We synthesized a series of pyrrolo[3,2-d]pyrimidine derivatives and evaluated their application as type-II inhibitors of vascular endothelial growth factor receptor 2 (VEGFR2) kinase. Incorporation of a diphenylurea moiety at the C4-position of the pyrrolo[3,2-d]pyrimidine core via an oxygen linker resulted in compounds that were potent inhibitors of VEGFR2 kinase. Of these derivatives, compound 20d showed the strongest inhibition of VEGF-stimulated proliferation of human umbilical vein endothelial cells (HUVEC). The co-crystal structure of 20d and VEGFR2 revealed that 20d binds to the inactive form of VEGFR2. Further studies indicated that 20d inhibited VEGFR2 kinase with slow dissociation kinetics and also inhibited PDGFR and Tie-2 kinases. Oral administration of the hydrochloride salt of 20d at 3mg/kg/day showed potent inhibition of tumor growth in a DU145 human prostate cancer cell xenograft nude mouse model.

N-phenyl-N'-[4-(5H-pyrrolo[3,2-d]pyrimidin-4-yloxy)phenyl]ureas as novel inhibitors of VEGFR and FGFR kinases.
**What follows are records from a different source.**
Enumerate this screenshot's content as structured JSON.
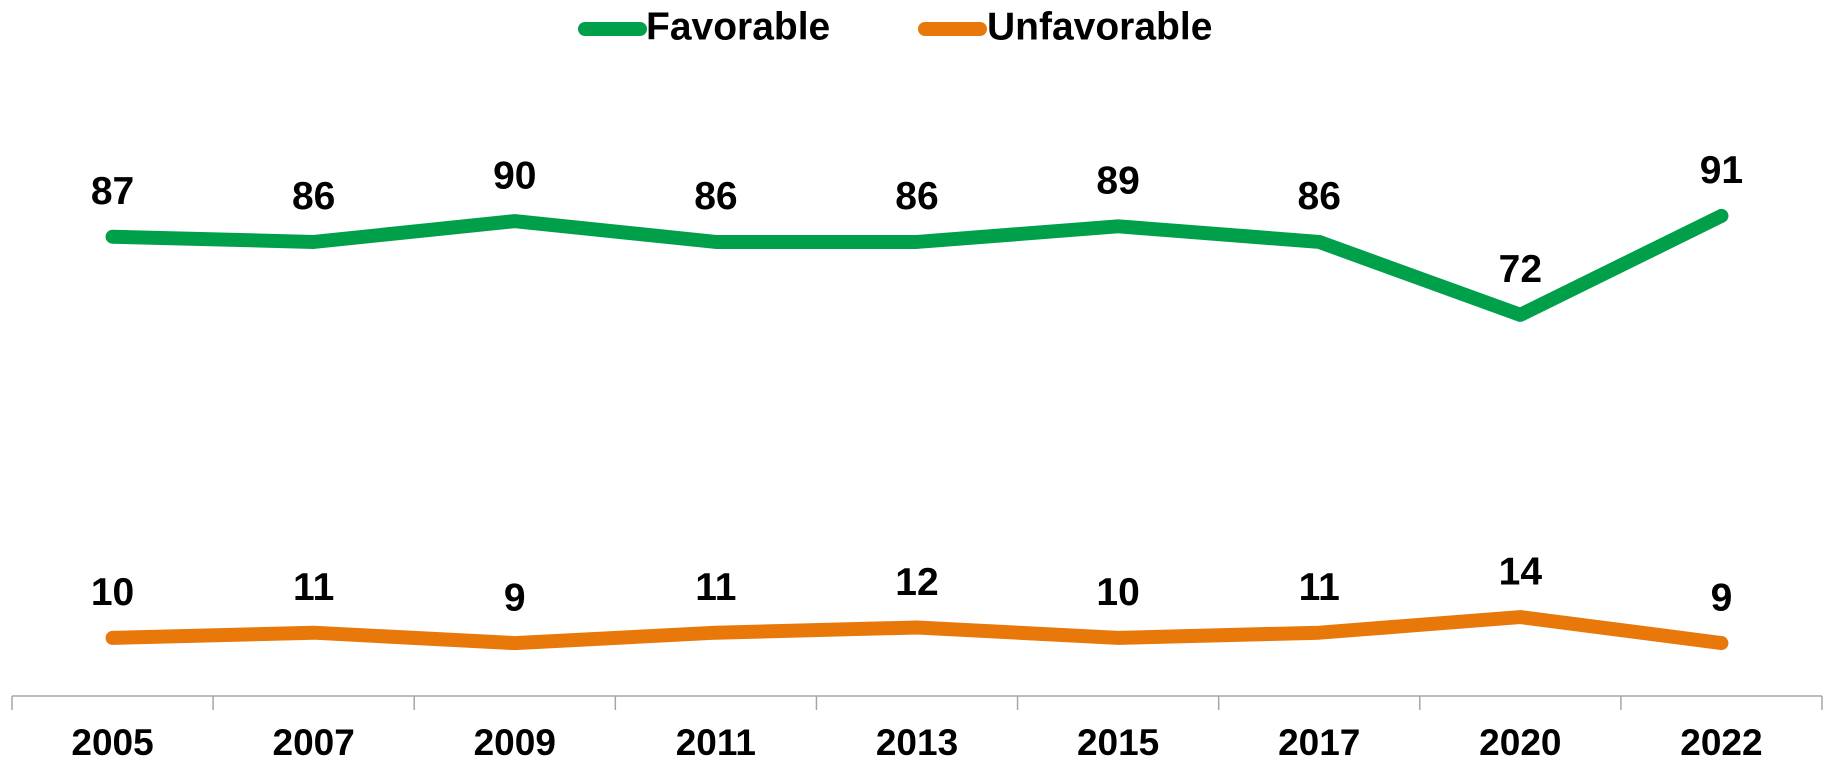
{
  "chart_data": {
    "type": "line",
    "categories": [
      "2005",
      "2007",
      "2009",
      "2011",
      "2013",
      "2015",
      "2017",
      "2020",
      "2022"
    ],
    "series": [
      {
        "name": "Favorable",
        "color": "#00a04b",
        "values": [
          87,
          86,
          90,
          86,
          86,
          89,
          86,
          72,
          91
        ]
      },
      {
        "name": "Unfavorable",
        "color": "#e8780a",
        "values": [
          10,
          11,
          9,
          11,
          12,
          10,
          11,
          14,
          9
        ]
      }
    ],
    "ylim": [
      0,
      100
    ],
    "legend": "top"
  }
}
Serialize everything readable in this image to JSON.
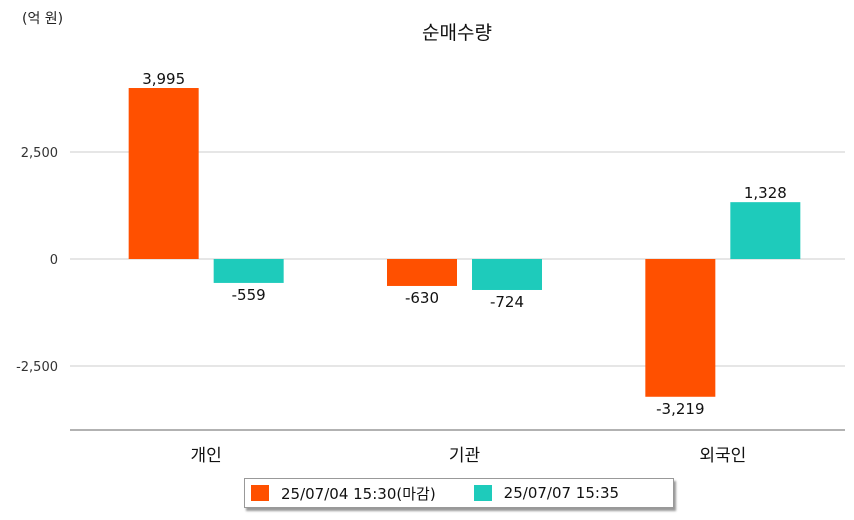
{
  "chart_data": {
    "type": "bar",
    "title": "순매수량",
    "unit_label": "(억 원)",
    "categories": [
      "개인",
      "기관",
      "외국인"
    ],
    "series": [
      {
        "name": "25/07/04 15:30(마감)",
        "color": "#ff5000",
        "values": [
          3995,
          -630,
          -3219
        ],
        "labels": [
          "3,995",
          "-630",
          "-3,219"
        ]
      },
      {
        "name": "25/07/07 15:35",
        "color": "#1ecbbb",
        "values": [
          -559,
          -724,
          1328
        ],
        "labels": [
          "-559",
          "-724",
          "1,328"
        ]
      }
    ],
    "yticks": [
      2500,
      0,
      -2500
    ],
    "ytick_labels": [
      "2,500",
      "0",
      "-2,500"
    ],
    "ylim": [
      -4000,
      5000
    ],
    "grid": true,
    "legend_position": "bottom"
  }
}
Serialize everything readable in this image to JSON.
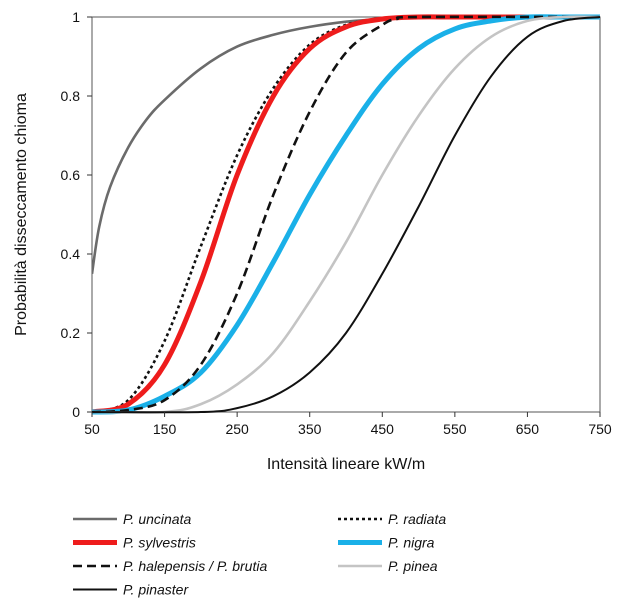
{
  "chart_data": {
    "type": "line",
    "title": "",
    "xlabel": "Intensità lineare kW/m",
    "ylabel": "Probabilità disseccamento chioma",
    "xlim": [
      50,
      750
    ],
    "ylim": [
      0,
      1
    ],
    "x_ticks": [
      "50",
      "150",
      "250",
      "350",
      "450",
      "550",
      "650",
      "750"
    ],
    "y_ticks": [
      "0",
      "0.2",
      "0.4",
      "0.6",
      "0.8",
      "1"
    ],
    "grid": false,
    "legend_position": "bottom",
    "series": [
      {
        "name": "P. uncinata",
        "color": "#6b6b6b",
        "dash": "solid",
        "width": "medium",
        "x": [
          50,
          60,
          75,
          100,
          125,
          150,
          200,
          250,
          300,
          350,
          400,
          450,
          500,
          600,
          750
        ],
        "y": [
          0.35,
          0.47,
          0.57,
          0.67,
          0.74,
          0.79,
          0.87,
          0.925,
          0.955,
          0.975,
          0.988,
          0.995,
          0.998,
          1.0,
          1.0
        ]
      },
      {
        "name": "P. radiata",
        "color": "#111111",
        "dash": "dotted",
        "width": "medium",
        "x": [
          50,
          100,
          150,
          200,
          250,
          300,
          350,
          400,
          450,
          470,
          500,
          550,
          750
        ],
        "y": [
          0.0,
          0.03,
          0.18,
          0.42,
          0.65,
          0.82,
          0.93,
          0.98,
          0.995,
          1.0,
          1.0,
          1.0,
          1.0
        ]
      },
      {
        "name": "P. sylvestris",
        "color": "#ee1c1c",
        "dash": "solid",
        "width": "thick",
        "x": [
          50,
          100,
          150,
          200,
          250,
          300,
          350,
          400,
          450,
          500,
          550,
          750
        ],
        "y": [
          0.0,
          0.02,
          0.12,
          0.33,
          0.6,
          0.8,
          0.92,
          0.975,
          0.995,
          1.0,
          1.0,
          1.0
        ]
      },
      {
        "name": "P. nigra",
        "color": "#1ab0e8",
        "dash": "solid",
        "width": "thick",
        "x": [
          50,
          100,
          150,
          200,
          250,
          300,
          350,
          400,
          450,
          500,
          550,
          600,
          650,
          700,
          750
        ],
        "y": [
          0.0,
          0.005,
          0.04,
          0.1,
          0.22,
          0.38,
          0.55,
          0.7,
          0.83,
          0.92,
          0.97,
          0.99,
          1.0,
          1.0,
          1.0
        ]
      },
      {
        "name": "P. halepensis / P. brutia",
        "color": "#111111",
        "dash": "dashed",
        "width": "medium",
        "x": [
          50,
          100,
          150,
          200,
          250,
          300,
          350,
          400,
          450,
          470,
          500,
          750
        ],
        "y": [
          0.0,
          0.005,
          0.03,
          0.12,
          0.3,
          0.55,
          0.76,
          0.91,
          0.98,
          0.995,
          1.0,
          1.0
        ]
      },
      {
        "name": "P. pinea",
        "color": "#c4c4c4",
        "dash": "solid",
        "width": "medium",
        "x": [
          50,
          150,
          200,
          250,
          300,
          350,
          400,
          450,
          500,
          550,
          600,
          650,
          700,
          750
        ],
        "y": [
          0.0,
          0.0,
          0.02,
          0.07,
          0.15,
          0.28,
          0.43,
          0.6,
          0.75,
          0.87,
          0.95,
          0.99,
          1.0,
          1.0
        ]
      },
      {
        "name": "P. pinaster",
        "color": "#111111",
        "dash": "solid",
        "width": "thin",
        "x": [
          50,
          200,
          250,
          300,
          350,
          400,
          450,
          500,
          550,
          600,
          650,
          700,
          750
        ],
        "y": [
          0.0,
          0.0,
          0.01,
          0.04,
          0.1,
          0.2,
          0.35,
          0.52,
          0.7,
          0.85,
          0.95,
          0.99,
          1.0
        ]
      }
    ],
    "legend_order": [
      "P. uncinata",
      "P. radiata",
      "P. sylvestris",
      "P. nigra",
      "P. halepensis / P. brutia",
      "P. pinea",
      "P. pinaster"
    ]
  }
}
We have recently reported the discovery of pyrrolo[3,2-d]pyrimidine derivatives 1a and 1b as potent triple inhibitors of vascular endothelial growth factor receptor (VEGFR), platelet-derived growth factor receptor (PDGFR), and Tie-2 kinases. To identify compounds having strong inhibitory activity against fibroblast growth factor receptor (FGFR) kinase, further modification was conducted using the co-crystal structure analysis of VEGFR2 and 1b. Among the compounds synthesized, urea derivative 11l having a piperazine moiety on the terminal benzene ring showed strong inhibitory activity against FGFR1 kinase as well as VEGFR2 kinase. A binding model of 11l complexed with VEGFR2 suggested that the piperazine moiety forms additional interactions with Ile1025 and His1026.